Transliterating in Time and Space
Professor Brendan Weekes PhD
Transliterating in Time and Space
Trans-languaging emerges in multilingual educational settings when students communicate across their native and codified languages effortlessly. The pandemic has revealed how that although the mother tongue can complement the codified language context in a classroom, indigenous minority languages remain marginalised in the online world. Trans-languaging is now rendered into text online and speech automatically via deep learning. Google translate allows users to quickly translate an unlimited number of characters into another language if those languages have a large online database. However, not all languages enjoy this status.‘Transliterating’ captures the practices that emerge in digital space as solutions for reading and writing in multilingual and multi-script societies. Transliterating has no limit apart from digital resources (data). Indeed, these practices are codified in formal teaching of literacy in Japanese classrooms and observed in educational contexts in India.
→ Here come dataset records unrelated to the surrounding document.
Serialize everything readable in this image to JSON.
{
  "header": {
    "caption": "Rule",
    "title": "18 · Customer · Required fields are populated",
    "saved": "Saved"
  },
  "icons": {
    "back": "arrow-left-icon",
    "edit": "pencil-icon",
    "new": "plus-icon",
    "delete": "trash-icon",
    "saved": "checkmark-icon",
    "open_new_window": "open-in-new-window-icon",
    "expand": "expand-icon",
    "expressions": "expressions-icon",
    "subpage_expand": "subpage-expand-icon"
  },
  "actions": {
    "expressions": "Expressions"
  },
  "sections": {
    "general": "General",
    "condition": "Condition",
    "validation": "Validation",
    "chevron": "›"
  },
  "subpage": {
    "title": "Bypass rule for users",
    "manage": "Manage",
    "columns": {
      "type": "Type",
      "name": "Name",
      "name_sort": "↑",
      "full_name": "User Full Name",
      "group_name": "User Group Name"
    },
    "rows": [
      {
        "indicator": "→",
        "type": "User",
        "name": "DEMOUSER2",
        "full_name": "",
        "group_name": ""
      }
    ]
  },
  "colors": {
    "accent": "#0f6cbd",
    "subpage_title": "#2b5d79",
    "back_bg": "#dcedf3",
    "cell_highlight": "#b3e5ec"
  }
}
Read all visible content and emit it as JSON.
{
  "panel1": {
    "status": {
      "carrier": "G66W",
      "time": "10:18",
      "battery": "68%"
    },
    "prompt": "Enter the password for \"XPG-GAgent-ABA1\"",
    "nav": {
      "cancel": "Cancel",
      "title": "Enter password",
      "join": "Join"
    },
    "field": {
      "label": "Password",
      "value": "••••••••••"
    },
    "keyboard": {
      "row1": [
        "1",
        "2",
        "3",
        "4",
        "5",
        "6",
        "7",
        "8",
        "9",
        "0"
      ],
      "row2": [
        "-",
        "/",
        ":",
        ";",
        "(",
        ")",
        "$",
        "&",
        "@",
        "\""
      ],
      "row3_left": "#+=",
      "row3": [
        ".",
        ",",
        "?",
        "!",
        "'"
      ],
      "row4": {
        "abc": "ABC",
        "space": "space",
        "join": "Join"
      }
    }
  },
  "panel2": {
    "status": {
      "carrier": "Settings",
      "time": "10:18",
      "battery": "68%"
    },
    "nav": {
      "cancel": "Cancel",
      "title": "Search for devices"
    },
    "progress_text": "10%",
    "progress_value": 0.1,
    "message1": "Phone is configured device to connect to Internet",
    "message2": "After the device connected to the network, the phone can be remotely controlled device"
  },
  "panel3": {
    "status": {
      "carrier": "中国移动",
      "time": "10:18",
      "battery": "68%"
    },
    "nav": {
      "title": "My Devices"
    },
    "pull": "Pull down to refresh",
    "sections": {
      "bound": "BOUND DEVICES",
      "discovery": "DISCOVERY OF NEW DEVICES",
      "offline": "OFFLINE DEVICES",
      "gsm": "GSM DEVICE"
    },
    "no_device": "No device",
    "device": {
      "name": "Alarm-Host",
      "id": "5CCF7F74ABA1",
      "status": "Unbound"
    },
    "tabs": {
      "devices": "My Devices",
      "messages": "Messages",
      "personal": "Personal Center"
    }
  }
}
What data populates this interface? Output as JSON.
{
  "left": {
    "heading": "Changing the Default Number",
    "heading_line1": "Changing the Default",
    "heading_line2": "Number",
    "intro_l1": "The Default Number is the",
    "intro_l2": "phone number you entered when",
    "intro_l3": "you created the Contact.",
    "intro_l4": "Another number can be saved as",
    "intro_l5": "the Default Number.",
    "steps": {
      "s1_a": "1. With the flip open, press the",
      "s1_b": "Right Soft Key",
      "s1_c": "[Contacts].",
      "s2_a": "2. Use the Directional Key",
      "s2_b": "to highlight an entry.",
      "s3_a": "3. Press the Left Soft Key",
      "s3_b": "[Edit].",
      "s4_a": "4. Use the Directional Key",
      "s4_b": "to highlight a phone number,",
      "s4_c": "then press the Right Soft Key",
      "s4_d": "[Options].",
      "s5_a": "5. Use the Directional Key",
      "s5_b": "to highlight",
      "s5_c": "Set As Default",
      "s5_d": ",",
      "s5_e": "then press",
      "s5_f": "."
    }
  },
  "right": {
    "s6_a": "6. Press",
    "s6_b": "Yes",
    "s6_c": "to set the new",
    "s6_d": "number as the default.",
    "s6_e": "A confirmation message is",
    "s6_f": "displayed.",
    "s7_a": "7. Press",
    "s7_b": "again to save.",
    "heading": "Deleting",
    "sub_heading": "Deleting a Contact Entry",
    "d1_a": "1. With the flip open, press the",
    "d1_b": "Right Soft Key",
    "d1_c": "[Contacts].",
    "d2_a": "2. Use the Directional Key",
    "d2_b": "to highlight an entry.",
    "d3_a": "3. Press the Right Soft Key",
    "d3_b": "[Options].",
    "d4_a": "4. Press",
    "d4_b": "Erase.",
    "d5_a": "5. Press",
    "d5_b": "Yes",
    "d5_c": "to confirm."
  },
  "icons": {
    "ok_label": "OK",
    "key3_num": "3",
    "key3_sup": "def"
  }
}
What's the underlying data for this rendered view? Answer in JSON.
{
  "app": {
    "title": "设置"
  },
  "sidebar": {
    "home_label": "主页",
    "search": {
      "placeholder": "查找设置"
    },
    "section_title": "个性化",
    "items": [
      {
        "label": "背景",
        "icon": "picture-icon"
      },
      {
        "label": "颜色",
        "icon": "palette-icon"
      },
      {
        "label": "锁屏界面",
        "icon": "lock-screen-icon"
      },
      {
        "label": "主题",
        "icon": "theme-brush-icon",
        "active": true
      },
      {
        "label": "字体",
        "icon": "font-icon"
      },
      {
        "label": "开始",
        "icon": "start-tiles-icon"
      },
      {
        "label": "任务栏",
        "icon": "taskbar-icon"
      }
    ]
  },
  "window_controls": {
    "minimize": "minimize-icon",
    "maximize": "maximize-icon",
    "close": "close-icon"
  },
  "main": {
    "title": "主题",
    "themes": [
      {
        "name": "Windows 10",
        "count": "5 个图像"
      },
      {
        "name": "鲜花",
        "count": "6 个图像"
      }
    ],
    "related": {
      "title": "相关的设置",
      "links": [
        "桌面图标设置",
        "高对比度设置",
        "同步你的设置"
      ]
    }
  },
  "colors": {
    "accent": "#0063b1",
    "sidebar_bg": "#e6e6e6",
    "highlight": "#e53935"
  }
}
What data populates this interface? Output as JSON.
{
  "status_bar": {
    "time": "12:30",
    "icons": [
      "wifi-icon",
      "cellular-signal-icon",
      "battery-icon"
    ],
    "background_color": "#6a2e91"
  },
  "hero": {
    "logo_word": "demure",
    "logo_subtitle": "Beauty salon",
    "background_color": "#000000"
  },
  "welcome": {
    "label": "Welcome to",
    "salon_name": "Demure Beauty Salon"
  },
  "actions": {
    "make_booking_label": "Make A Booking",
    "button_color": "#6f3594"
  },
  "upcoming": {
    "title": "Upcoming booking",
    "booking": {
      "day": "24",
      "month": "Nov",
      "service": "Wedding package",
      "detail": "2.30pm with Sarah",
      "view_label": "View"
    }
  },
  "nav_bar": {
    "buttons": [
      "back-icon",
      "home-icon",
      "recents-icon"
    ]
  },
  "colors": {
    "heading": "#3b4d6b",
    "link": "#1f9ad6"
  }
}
In Africa, transliterating is a less formal but effective grassroots approach to teaching literacy in multilingual settings without access to any digital resources. The result is transliterating nurtures local language expertise by valorizing local practices and local knowledge. It therefore maximizes bilingual ability. For instance, a teacher can develop a lesson plan using an alphabet and translate the text instantly into another language used as the medium of instruction and delivered in any geographic location in the world. This allows students to use each their native language for assessment and thus adds fairness to the online learning environment. Transliterating also enables students excluded by non-native language-literacy such as adopted and fostered children, in-married women, refugees, and economic migrants and also generates cultural and linguistic ‘meta-linguistic awareness’ based on innovative teaching.